The secondary systems are navigated via two colour information screens: one portrait, at the head of the centre console; and one landscape, recessed into the upper fascia above it. It’s a clever combination because the screens are flexible enough to be configurable. So you can have the sat-nav mapping up top and music tracks down below when cruising long distance, or a power flow meter and a trip computer function on display when out for a blast. Either way, you seldom need to change mode to see the information you need.

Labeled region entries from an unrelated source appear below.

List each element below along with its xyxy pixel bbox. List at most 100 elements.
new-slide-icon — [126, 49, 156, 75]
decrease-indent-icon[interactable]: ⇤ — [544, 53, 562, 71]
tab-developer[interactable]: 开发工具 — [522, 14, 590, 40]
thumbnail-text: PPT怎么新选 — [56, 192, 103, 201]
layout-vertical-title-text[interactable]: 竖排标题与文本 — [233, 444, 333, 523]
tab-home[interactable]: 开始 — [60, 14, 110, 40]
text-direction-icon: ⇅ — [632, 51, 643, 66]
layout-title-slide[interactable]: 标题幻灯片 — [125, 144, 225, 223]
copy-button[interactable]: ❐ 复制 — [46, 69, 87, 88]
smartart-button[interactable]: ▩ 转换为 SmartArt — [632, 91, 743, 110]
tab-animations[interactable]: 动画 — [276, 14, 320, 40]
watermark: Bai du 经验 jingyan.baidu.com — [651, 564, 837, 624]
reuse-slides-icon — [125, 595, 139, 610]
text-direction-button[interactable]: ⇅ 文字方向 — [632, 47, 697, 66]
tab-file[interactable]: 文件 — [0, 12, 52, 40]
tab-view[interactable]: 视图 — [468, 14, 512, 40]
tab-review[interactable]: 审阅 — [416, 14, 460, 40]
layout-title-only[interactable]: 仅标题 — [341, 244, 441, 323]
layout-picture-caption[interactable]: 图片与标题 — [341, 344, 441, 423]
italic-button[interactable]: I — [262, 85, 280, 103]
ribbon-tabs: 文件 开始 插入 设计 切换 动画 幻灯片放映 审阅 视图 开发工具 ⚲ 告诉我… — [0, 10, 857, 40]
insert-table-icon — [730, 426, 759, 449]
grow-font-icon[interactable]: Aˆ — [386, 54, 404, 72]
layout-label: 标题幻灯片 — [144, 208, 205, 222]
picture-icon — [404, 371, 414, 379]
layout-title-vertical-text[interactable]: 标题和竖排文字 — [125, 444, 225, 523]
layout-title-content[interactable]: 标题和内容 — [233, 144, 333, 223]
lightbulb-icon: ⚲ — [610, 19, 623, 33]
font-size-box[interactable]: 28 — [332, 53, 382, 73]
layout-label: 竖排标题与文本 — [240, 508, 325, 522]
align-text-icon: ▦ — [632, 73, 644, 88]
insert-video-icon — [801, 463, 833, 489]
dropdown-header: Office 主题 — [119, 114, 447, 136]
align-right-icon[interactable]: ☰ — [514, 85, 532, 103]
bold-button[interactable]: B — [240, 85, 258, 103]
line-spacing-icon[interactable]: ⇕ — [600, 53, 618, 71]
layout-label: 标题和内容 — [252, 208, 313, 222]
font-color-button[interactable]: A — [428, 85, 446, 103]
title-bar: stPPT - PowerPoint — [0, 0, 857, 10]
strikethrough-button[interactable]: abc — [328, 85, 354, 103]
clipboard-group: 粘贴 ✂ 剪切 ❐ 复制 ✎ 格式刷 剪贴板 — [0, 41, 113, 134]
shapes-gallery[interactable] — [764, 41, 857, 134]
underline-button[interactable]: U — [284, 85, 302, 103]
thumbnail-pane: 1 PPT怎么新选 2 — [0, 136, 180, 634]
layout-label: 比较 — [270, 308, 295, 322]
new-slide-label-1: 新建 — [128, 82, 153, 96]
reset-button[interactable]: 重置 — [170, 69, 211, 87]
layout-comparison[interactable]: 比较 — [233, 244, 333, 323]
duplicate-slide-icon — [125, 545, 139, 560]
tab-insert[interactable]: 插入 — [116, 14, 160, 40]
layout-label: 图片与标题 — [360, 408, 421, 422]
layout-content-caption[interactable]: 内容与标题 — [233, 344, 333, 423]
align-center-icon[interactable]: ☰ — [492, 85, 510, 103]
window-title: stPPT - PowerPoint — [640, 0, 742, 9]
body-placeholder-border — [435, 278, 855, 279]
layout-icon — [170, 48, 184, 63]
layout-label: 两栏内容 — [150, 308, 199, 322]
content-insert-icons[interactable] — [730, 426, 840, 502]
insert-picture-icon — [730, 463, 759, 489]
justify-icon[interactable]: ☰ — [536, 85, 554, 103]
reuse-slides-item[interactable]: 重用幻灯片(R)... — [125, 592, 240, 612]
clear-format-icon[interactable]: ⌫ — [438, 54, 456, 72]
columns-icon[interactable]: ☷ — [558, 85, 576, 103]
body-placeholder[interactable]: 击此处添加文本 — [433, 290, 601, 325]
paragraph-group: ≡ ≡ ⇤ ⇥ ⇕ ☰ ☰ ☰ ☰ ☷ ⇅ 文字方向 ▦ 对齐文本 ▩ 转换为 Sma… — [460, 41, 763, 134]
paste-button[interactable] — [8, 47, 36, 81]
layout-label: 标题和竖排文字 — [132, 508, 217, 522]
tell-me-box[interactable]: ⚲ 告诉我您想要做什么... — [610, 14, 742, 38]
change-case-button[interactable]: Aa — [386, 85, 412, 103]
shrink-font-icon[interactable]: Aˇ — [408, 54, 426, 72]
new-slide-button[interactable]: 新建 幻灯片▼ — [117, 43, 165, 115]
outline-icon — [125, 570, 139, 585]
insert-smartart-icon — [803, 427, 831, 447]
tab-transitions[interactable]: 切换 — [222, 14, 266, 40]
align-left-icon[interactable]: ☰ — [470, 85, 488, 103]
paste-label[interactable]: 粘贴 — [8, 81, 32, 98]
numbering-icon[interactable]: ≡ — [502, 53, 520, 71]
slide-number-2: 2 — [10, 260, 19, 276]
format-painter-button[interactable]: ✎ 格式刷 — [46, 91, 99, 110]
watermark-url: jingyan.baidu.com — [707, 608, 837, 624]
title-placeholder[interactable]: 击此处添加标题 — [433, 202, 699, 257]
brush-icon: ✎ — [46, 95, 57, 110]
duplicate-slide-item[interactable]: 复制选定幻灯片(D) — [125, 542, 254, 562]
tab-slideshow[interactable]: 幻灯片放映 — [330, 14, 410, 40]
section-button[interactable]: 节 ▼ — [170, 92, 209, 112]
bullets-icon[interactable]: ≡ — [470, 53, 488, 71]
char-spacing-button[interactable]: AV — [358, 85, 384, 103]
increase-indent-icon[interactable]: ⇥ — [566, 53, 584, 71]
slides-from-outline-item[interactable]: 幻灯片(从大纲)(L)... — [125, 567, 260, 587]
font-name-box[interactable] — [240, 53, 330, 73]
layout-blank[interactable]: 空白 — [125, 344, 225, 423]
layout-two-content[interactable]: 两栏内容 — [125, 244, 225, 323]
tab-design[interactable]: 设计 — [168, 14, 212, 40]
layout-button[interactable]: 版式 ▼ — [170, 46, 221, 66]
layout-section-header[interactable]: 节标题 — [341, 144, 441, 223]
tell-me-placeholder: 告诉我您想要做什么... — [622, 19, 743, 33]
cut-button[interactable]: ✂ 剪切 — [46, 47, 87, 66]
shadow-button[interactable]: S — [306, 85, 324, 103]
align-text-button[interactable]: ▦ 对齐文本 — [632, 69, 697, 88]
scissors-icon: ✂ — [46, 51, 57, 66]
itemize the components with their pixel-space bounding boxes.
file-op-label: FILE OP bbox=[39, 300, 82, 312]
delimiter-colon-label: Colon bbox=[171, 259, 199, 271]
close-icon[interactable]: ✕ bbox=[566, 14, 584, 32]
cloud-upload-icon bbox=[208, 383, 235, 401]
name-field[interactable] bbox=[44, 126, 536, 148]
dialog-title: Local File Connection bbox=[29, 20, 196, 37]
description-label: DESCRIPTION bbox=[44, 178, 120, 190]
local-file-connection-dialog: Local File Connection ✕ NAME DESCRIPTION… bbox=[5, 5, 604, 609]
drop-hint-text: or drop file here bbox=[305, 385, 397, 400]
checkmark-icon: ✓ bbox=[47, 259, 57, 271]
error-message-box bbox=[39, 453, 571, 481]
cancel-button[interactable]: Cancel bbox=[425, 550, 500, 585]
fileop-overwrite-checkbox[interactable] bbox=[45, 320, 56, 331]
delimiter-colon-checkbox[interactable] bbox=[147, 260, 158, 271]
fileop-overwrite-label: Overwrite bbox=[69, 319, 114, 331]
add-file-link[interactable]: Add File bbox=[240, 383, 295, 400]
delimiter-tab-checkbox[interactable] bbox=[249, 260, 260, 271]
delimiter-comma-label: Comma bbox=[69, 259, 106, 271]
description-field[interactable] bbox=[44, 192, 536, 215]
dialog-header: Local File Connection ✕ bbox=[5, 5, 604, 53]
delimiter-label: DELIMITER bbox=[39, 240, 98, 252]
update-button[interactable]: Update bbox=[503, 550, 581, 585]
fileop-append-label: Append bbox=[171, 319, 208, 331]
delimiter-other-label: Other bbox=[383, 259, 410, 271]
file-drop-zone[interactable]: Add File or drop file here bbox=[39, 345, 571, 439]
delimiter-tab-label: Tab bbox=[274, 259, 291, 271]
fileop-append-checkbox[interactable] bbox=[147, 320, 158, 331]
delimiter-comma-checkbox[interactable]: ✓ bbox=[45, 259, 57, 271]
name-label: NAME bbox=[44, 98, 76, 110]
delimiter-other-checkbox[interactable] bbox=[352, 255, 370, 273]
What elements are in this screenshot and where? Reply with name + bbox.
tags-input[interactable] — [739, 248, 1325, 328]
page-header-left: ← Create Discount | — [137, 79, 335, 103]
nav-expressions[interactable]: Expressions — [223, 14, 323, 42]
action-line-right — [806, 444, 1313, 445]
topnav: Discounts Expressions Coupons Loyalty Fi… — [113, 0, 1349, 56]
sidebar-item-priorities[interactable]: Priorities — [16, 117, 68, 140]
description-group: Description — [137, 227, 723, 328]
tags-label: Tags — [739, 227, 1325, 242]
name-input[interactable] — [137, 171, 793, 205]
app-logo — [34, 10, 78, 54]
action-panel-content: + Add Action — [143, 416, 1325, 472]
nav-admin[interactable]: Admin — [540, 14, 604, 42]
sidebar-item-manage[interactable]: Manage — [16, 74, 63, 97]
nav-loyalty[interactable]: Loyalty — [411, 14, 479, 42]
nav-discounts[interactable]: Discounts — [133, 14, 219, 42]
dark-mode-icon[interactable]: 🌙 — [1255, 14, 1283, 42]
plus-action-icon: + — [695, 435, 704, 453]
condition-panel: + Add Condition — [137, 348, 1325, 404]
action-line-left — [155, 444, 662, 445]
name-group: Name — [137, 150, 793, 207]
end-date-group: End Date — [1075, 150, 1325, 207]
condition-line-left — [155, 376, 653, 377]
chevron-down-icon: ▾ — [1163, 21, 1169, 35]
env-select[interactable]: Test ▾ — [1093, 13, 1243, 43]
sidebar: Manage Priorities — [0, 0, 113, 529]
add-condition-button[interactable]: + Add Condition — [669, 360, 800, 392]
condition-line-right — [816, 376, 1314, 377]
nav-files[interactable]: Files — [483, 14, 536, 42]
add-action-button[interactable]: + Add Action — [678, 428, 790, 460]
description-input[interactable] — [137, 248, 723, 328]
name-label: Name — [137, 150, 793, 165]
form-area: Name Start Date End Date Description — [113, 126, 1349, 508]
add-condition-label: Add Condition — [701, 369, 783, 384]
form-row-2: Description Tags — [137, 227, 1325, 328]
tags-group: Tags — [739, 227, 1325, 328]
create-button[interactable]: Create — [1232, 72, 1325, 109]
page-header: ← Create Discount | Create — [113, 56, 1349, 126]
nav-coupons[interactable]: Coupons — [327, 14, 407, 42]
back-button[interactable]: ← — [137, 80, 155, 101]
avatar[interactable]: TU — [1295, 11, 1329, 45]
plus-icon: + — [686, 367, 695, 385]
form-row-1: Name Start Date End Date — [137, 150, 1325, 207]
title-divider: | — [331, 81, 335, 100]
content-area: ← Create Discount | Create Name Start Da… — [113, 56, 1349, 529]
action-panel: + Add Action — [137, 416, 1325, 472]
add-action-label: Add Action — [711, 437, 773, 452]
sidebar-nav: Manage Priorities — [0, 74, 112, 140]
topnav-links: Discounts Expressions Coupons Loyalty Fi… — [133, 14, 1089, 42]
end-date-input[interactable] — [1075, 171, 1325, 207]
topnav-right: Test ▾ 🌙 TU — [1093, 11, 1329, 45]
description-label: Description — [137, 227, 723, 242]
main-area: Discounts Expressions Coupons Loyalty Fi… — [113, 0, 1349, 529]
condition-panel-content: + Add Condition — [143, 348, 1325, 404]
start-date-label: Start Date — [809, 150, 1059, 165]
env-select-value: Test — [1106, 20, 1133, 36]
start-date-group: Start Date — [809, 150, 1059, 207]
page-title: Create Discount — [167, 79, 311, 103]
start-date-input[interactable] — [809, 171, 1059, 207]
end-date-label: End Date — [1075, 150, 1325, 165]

The quality and function of systems is top-notch as well. The mapping is typically detailed and clear, and the Bluetooth phone easy to pair up and clear. Despite being a Weissach Pack car, our test example had the Burmester audio, with its 600-watt output and surround-sound functionality. It sounded as potent as you’d expect. But the 599bhp V8 sounds better.
Rich, obvious material quality goes hand in hand with wonderful technical sophistication in here and the effect is more intoxicating than in a P1 or LaFerrari. The 918’s cabin, like so much else about it, an appeal as much for what it is as what it does. And given what it does, that’s no mean compliment.